I got big news today. Bad news when looking at the short term, hopeful and positive when looking farther into the future. Right now I’m mostly fucking irritated.

The company I work for is dissolving my department. Based on the severance package I received I have around 100 days left before my position is gone. There is a chance I’ll be able to move into another department and stay with the company, but nearly 100 of my coworkers are also looking for jobs. As well as anyone else who wants to change roles, get into the business, whatever. The head of the company (at minimum, probably more) have known about this for a long time and yet we were only told about it today. That’s the part I find most frustrating- I should have been told, in definite terms, to start seriously looking MONTHS ago. I know very few companies that hire within 100 days of receiving an application so there is a chance I’ll be without a job come February.

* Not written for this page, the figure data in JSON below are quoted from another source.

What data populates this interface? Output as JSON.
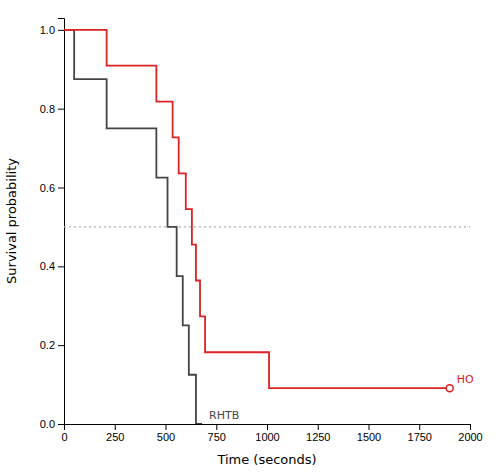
{
  "chart_data": {
    "type": "line",
    "xlabel": "Time (seconds)",
    "ylabel": "Survival probability",
    "line_style": "step",
    "xlim": [
      0,
      2000
    ],
    "ylim": [
      0.0,
      1.03
    ],
    "xticks": [
      0,
      250,
      500,
      750,
      1000,
      1250,
      1500,
      1750,
      2000
    ],
    "yticks": [
      {
        "value": 0.0,
        "label": "0.0"
      },
      0.2,
      0.4,
      0.6,
      0.8,
      {
        "value": 1.0,
        "label": "1.0"
      }
    ],
    "grid": false,
    "reference_lines": [
      {
        "y": 0.5,
        "color": "#b0b0b0",
        "line_style": "dotted"
      }
    ],
    "series": [
      {
        "name": "RHTB",
        "color": "#444444",
        "x": [
          0,
          50,
          210,
          455,
          510,
          555,
          585,
          615,
          650,
          680
        ],
        "values": [
          1.0,
          0.875,
          0.75,
          0.625,
          0.5,
          0.375,
          0.25,
          0.125,
          0.0,
          0.0
        ]
      },
      {
        "name": "HO",
        "color": "#dd2222",
        "x": [
          0,
          210,
          455,
          535,
          565,
          600,
          630,
          650,
          670,
          695,
          720,
          1010,
          1900
        ],
        "values": [
          1.0,
          0.909,
          0.818,
          0.727,
          0.636,
          0.545,
          0.455,
          0.364,
          0.273,
          0.182,
          0.182,
          0.091,
          0.091
        ],
        "censor_x": [
          1900
        ],
        "censor_y": [
          0.091
        ]
      }
    ]
  }
}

I’ve been working on Dave Ramsey’s Seven Baby Steps so I have plenty in savings to cover me for several months if I need it. I have an INCREDIBLE network of friends who rallied around me today and let me vent and endlessly bitch while they brought me lunch or Boba tea. Today has made me realize what a great tribe I have and for that I’ll always be thankful.

During the Last 90 Days livestream this morning someone said a setback is just a set up. I really liked that. I’m using this news to mark this day as a setback that will motivate me into really getting my shit together about a new job. I don’t want to leave my current city (I live 20 minutes from the beach. Can you blame me??) and that has held me back from possible jobs that are further inland. This city is small as it is and after today, it feels absolutely tiny.

I think my favorite part today is realizing that maybe this is life’s way of telling me something. For the last few days I switched my “Goal I Achieved First” goal from giving my favorite high school teacher a copy of my books to one that was much more important just because of how it would affect my entire life. I’ve been writing “I have a flexible and rewarding $100k/yr job” and some details about that job for maybe 3 or 4 days. To receive a severance package after dreaming about a better job has helped me SO MUCH in my mental mindset about this whole shit show. Today I will be angrily hitting the bag at kickboxing so tomorrow I can start fresh with contacting other departments about possible job opportunities. Tonight I’ll be raging that I can’t eat fuckin’ chocolate but I promised myself at the beginning of this month that I wouldn’t. I keep promises to myself, even when they’re shit-tastic and not what I want to do at the moment. I’m going to work up, not around. I will use this opportunity to push myself beyond my comfort zone because growth doesn’t happen without discomfort.

This mental attitude isn’t natural for me. I deal with anxiety and panic disorders so my initial first response was ”Oh fuck-” and I could feel my brain telling me to freak out. I’m working on not letting that initial reaction take over without consciously thinking about what I’m doing. It worked today in the meeting, so that’s a plus.

 

I’m planning on spending the rest of the evening working out, reading, maybe watching a hockey game if there’s one on that looks good. Hopefully I’ll be able to get some words out for my novel as I’ve barely done any of my planned goals for the last 15 days. Tonight is about centering me for a stronger tomorrow- time for my setUP to rise UP!